Thursday, 15 March 2012

Breakfast Treats

The early bird gets a hearty breakfast.



Often on Saturday and Sunday mornings hubby and I will laze around in bed till it has healthily passed 10 in the morning. Then we roll out of bed and climb into his nifty Alfa to head off for a late breakfast. And we regularly haunt four places for breakfast.

And we find that Cafe Beviamo and Toby's Estate do great granolas, while Laurent Bernard the Chocolatier dishes out a banana and blueberry crepe that is to die for. His eggs benedict are also superb, although Brunetti comes in a very close second in this department.

But once ever so often we do our own cooked breakfast. And we can whip up an absolutely mouth watering French toast, using Gardenier banana and walnut loaf as the differentiating factor. Baking the pan fried concoction is the second difference. The last is in coating the toast in maple syrup and a generous dusting of icing sugar.

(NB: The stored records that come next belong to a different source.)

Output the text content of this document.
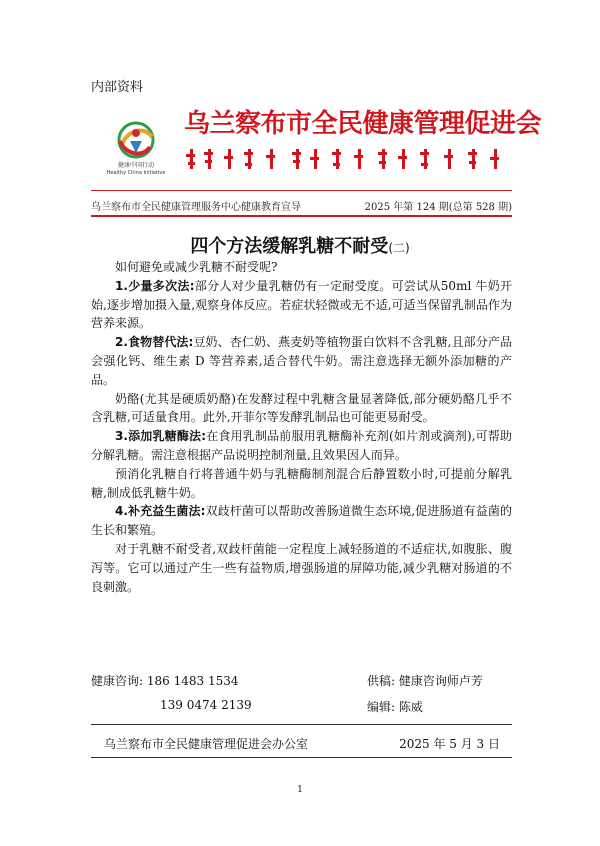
内部资料
健康中国行动
Healthy China Initiative
乌兰察布市全民健康管理促进会
乌兰察布市全民健康管理服务中心健康教育宣导	2025 年第 124 期(总第 528 期)
四个方法缓解乳糖不耐受(二)

如何避免或减少乳糖不耐受呢?

1.少量多次法:部分人对少量乳糖仍有一定耐受度。可尝试从50ml 牛奶开始,逐步增加摄入量,观察身体反应。若症状轻微或无不适,可适当保留乳制品作为营养来源。

2.食物替代法:豆奶、杏仁奶、燕麦奶等植物蛋白饮料不含乳糖,且部分产品会强化钙、维生素 D 等营养素,适合替代牛奶。需注意选择无额外添加糖的产品。

奶酪(尤其是硬质奶酪)在发酵过程中乳糖含量显著降低,部分硬奶酪几乎不含乳糖,可适量食用。此外,开菲尔等发酵乳制品也可能更易耐受。

3.添加乳糖酶法:在食用乳制品前服用乳糖酶补充剂(如片剂或滴剂),可帮助分解乳糖。需注意根据产品说明控制剂量,且效果因人而异。

预消化乳糖自行将普通牛奶与乳糖酶制剂混合后静置数小时,可提前分解乳糖,制成低乳糖牛奶。

4.补充益生菌法:双歧杆菌可以帮助改善肠道微生态环境,促进肠道有益菌的生长和繁殖。

对于乳糖不耐受者,双歧杆菌能一定程度上减轻肠道的不适症状,如腹胀、腹泻等。它可以通过产生一些有益物质,增强肠道的屏障功能,减少乳糖对肠道的不良刺激。

健康咨询: 186 1483 1534
139 0474 2139
供稿: 健康咨询师卢芳
编辑: 陈威
乌兰察布市全民健康管理促进会办公室	2025 年 5 月 3 日
1
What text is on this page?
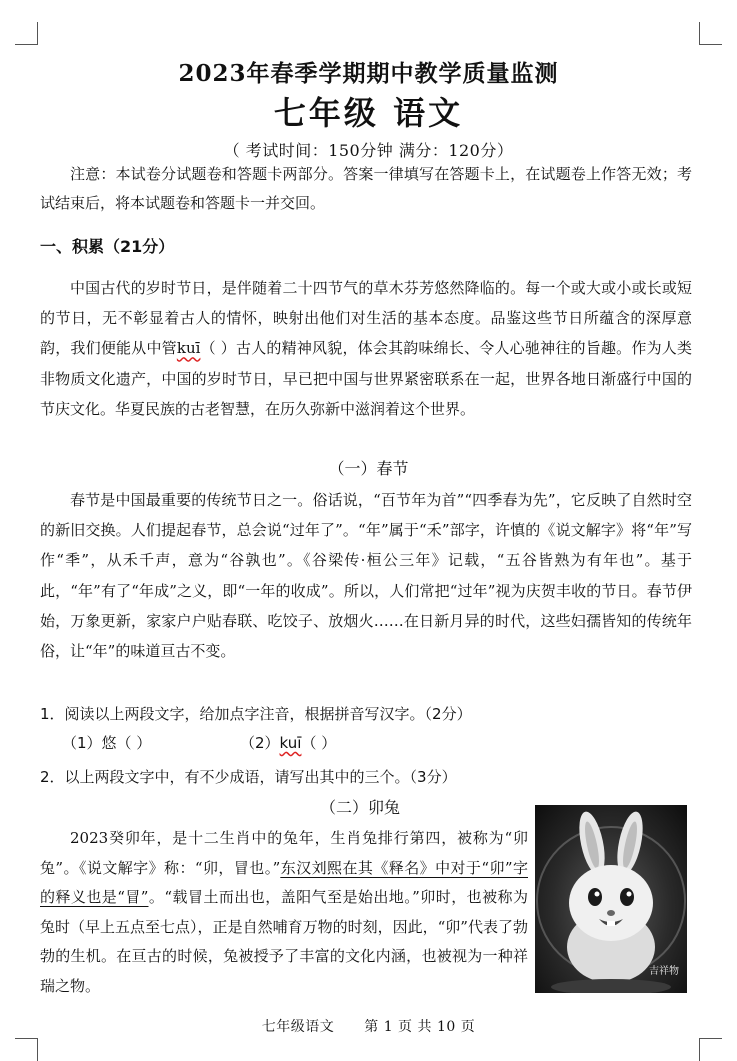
2023年春季学期期中教学质量监测
七年级 语文
（ 考试时间：150分钟 满分：120分）

注意：本试卷分试题卷和答题卡两部分。答案一律填写在答题卡上，在试题卷上作答无效；考试结束后，将本试题卷和答题卡一并交回。

一、积累（21分）

中国古代的岁时节日，是伴随着二十四节气的草木芬芳悠然降临的。每一个或大或小或长或短的节日，无不彰显着古人的情怀，映射出他们对生活的基本态度。品鉴这些节日所蕴含的深厚意韵，我们便能从中管kuī（ ）古人的精神风貌，体会其韵味绵长、令人心驰神往的旨趣。作为人类非物质文化遗产，中国的岁时节日，早已把中国与世界紧密联系在一起，世界各地日渐盛行中国的节庆文化。华夏民族的古老智慧，在历久弥新中滋润着这个世界。

（一）春节

春节是中国最重要的传统节日之一。俗话说，“百节年为首”“四季春为先”，它反映了自然时空的新旧交换。人们提起春节，总会说“过年了”。“年”属于“禾”部字，许慎的《说文解字》将“年”写作“秊”，从禾千声，意为“谷孰也”。《谷梁传·桓公三年》记载，“五谷皆熟为有年也”。基于此，“年”有了“年成”之义，即“一年的收成”。所以，人们常把“过年”视为庆贺丰收的节日。春节伊始，万象更新，家家户户贴春联、吃饺子、放烟火……在日新月异的时代，这些妇孺皆知的传统年俗，让“年”的味道亘古不变。

1．阅读以上两段文字，给加点字注音，根据拼音写汉字。（2分）
（1）悠（ ）	（2）kuī（ ）
2．以上两段文字中，有不少成语，请写出其中的三个。（3分）
（二）卯兔

2023癸卯年，是十二生肖中的兔年，生肖兔排行第四，被称为“卯兔”。《说文解字》称：“卯，冒也。”东汉刘熙在其《释名》中对于“卯”字的释义也是“冒”。“载冒土而出也，盖阳气至是始出地。”卯时，也被称为兔时（早上五点至七点），正是自然哺育万物的时刻，因此，“卯”代表了勃勃的生机。在亘古的时候，兔被授予了丰富的文化内涵，也被视为一种祥瑞之物。

吉祥物
七年级语文 第 1 页 共 10 页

Alternatively, we will whip up some scrambled eggs. My hubby's recipe has his own signature twists. He adds a generous amount of freshly squeezed orange juice to make the eggs cook even runnier. And just as the eggs are done, he liberally laces his eggs with slices of Norwegian smoked salmon.

Or I would whip up a mean omelette that's filled with snow peas, grated mature cheddar, and crispy bacon bits. The secret in my arson of cooking tricks is to add good old trusty salt to my beaten egg mixture before I pour that into the frying pan.

And if we're into appeasing our sweet tooth, there's an egg custard recipe I learned from my mum that I can whip up. Into the beaten eggs we add heaps full of Milo and an equally generous spoons full of condensed milk. And out of the steamer is a custard that's as smooth to the palate as it is to the eyes.